Another way to look at it is this: 3% means Iowa will increase its spending for public schools by approximately $107 million for half a million kids.  In recent legislation, we agreed to spend approximately $107 million on ESA kids (14,000 private school kids).  This year, we will also give corporations $160 million in tax breaks. If we matched those amounts in spending for our public school kids, we would have $267 million to ensure that we, once again, are giving top priority to creating an educational environment for all kids that is second to none and helping school districts deal with inflation.

HF9 was also passed very quickly through its subcommittee and the full Education Committee on Tuesday.  This bill would mandate that, if a student confides in a teacher or counselor any information about their sexual or gender identity, that person must inform the parents.  In my opinion, this bill – along with others in the pipeline – are unnecessary and are intended to solve imaginary problems at a time when we have real problems to solve. These divisive “culture war” bills will continue to worsen Iowa employers’ ability to attract, recruit, and retain a world class workforce.

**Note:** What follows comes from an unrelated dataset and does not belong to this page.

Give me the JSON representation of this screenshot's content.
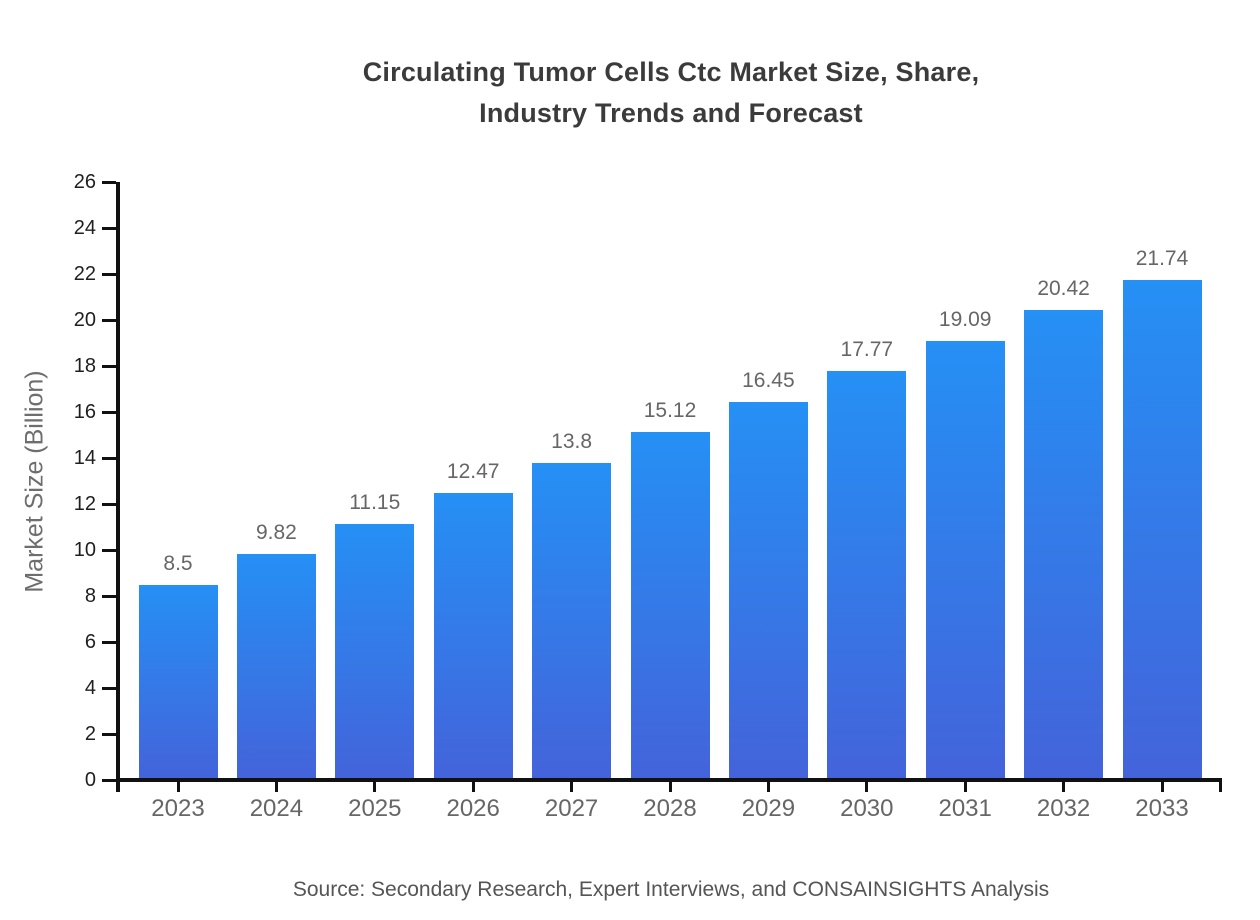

I also want to note that there are several bills making their way through the Veterans Affairs Committee that should have a positive effect on matters relating to the Department of Veterans Affairs and county commissions and cemetery expenditures (HSB103); military property tax exemption and credit (HF141); county commissions of veterans affairs training (HF140); and the amount the commission of veterans affairs may use from certain designated sources for the benefit of veterans (HF142).

An issue of interest to all: In 2013, a comprehensive tax bill was passed with the promise from state government that the state would backfill any loss of revenue to cities and counties. Fast forward to 2023 and the majority party discovered that they miscalculated by 3%, which amounted to $127 million in underpayments to these entities.

HF1 is in the Ways and Means Committee; it would require local governments to decertify their current budgets and create new budgets with a 3% cut to make up for the state’s mistake. This has the potential of resulting in the loss of some essential local services like ambulance, police and fire. Democrats are proposing an amendment to pay the $127 million to local governments out of the Tax Payer Trust Fund (which is full at $1 billion).

Local governments should not have to cut their services to residents because of a mistake the state made.  Fulfilling the promise made is the fair and equitable thing to do.